The comparison file also sets clear boundaries for what this example is not. It is not a custom line-toolbar demo, not a node-driven line-creation example, and not a path-editing example. Its distinct value is direct maintenance of an already existing line’s text, text position, and endpoints through built-in relation-graph controllers.
Where Else This Pattern Applies
This pattern transfers well to workflow or approval tools where connection labels describe conditions, responsibilities, or transition names and those labels need occasional correction after the graph is already laid out.
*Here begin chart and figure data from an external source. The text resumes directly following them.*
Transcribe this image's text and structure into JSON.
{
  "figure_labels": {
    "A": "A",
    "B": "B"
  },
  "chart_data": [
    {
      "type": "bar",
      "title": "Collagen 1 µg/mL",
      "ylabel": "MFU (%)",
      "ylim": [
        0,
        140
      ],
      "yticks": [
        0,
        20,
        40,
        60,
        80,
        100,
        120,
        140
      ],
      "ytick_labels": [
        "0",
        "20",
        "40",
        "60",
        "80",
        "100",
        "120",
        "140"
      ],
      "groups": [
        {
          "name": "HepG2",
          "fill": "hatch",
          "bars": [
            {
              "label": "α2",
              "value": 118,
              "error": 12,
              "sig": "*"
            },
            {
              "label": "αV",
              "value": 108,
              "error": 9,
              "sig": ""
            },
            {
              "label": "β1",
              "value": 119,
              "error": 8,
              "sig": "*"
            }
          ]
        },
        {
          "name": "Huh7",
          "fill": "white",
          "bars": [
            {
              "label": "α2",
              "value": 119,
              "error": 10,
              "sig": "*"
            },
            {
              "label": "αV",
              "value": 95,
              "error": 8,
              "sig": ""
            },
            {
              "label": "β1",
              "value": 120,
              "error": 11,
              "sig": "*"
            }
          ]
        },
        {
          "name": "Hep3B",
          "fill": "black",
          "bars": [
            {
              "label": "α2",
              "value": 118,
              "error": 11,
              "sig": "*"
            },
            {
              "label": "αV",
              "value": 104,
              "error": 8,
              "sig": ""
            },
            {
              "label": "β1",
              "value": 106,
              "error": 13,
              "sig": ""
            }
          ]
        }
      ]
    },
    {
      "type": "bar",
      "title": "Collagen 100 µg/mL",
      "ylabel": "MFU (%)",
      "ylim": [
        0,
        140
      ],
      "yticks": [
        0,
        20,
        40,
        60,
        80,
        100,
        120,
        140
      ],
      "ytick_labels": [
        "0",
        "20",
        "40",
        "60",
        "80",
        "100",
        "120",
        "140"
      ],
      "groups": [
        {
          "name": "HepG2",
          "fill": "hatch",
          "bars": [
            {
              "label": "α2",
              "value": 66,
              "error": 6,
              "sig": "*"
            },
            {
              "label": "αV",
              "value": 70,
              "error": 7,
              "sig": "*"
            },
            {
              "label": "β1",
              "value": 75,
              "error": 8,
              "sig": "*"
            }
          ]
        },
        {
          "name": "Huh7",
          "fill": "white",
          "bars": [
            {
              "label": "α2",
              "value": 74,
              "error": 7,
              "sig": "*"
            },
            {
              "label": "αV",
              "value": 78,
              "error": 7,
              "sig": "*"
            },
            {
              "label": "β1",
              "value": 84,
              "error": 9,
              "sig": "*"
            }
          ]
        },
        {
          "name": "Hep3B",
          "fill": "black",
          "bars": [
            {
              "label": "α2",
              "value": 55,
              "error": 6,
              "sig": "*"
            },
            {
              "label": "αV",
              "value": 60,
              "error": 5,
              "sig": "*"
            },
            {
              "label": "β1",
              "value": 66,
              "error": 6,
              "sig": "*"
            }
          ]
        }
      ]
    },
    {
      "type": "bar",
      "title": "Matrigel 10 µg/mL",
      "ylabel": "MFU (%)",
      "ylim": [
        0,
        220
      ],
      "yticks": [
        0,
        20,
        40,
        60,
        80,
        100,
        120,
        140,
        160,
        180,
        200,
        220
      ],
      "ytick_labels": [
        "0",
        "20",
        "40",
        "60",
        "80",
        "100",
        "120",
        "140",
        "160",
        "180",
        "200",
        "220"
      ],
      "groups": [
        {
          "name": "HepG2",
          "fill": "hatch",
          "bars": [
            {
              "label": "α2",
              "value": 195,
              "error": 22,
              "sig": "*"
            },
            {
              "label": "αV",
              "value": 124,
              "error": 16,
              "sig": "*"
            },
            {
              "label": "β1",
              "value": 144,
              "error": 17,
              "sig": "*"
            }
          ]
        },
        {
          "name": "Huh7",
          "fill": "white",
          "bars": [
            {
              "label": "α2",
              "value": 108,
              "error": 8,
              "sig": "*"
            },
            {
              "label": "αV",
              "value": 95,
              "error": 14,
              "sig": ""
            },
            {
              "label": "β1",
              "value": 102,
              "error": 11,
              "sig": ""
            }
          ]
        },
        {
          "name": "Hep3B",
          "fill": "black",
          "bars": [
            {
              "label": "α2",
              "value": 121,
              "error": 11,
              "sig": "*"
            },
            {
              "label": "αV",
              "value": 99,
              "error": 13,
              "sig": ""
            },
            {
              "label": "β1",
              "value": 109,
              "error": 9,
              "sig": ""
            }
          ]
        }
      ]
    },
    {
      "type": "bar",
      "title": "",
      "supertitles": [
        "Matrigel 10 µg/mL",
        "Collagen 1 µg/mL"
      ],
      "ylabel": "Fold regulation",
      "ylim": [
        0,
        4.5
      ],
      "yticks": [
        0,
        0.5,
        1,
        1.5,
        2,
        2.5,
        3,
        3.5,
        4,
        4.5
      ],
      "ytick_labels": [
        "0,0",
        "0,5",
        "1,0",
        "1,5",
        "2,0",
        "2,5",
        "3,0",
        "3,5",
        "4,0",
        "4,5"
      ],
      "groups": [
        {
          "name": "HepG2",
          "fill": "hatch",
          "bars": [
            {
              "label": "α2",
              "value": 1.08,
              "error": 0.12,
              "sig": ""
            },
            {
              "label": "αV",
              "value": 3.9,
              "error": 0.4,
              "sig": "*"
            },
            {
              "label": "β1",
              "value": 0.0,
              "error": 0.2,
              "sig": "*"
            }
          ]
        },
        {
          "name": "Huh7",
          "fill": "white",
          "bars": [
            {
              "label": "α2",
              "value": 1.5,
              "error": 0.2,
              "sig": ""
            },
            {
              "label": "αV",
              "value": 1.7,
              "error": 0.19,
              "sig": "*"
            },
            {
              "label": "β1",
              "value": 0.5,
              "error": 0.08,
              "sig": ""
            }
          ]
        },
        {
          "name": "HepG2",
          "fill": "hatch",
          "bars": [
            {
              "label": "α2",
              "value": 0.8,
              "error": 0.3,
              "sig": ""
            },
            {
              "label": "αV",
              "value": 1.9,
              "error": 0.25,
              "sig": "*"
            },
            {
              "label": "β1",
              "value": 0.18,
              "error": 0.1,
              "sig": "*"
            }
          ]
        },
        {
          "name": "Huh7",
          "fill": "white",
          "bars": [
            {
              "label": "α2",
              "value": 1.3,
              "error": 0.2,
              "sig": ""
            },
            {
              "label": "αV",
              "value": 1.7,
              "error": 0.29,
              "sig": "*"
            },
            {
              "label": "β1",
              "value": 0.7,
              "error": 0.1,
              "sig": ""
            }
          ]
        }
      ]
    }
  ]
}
It also fits dependency maps and data-lineage views where users need to reconnect a relationship or move an overlapping label without editing the entire graph structure.
A second extension is lightweight maintenance tooling. Teams can reuse the same selected-line workflow to persist label edits to a backend, audit endpoint changes, or gate reconnection with domain rules, while still avoiding the complexity of a full graph-authoring surface.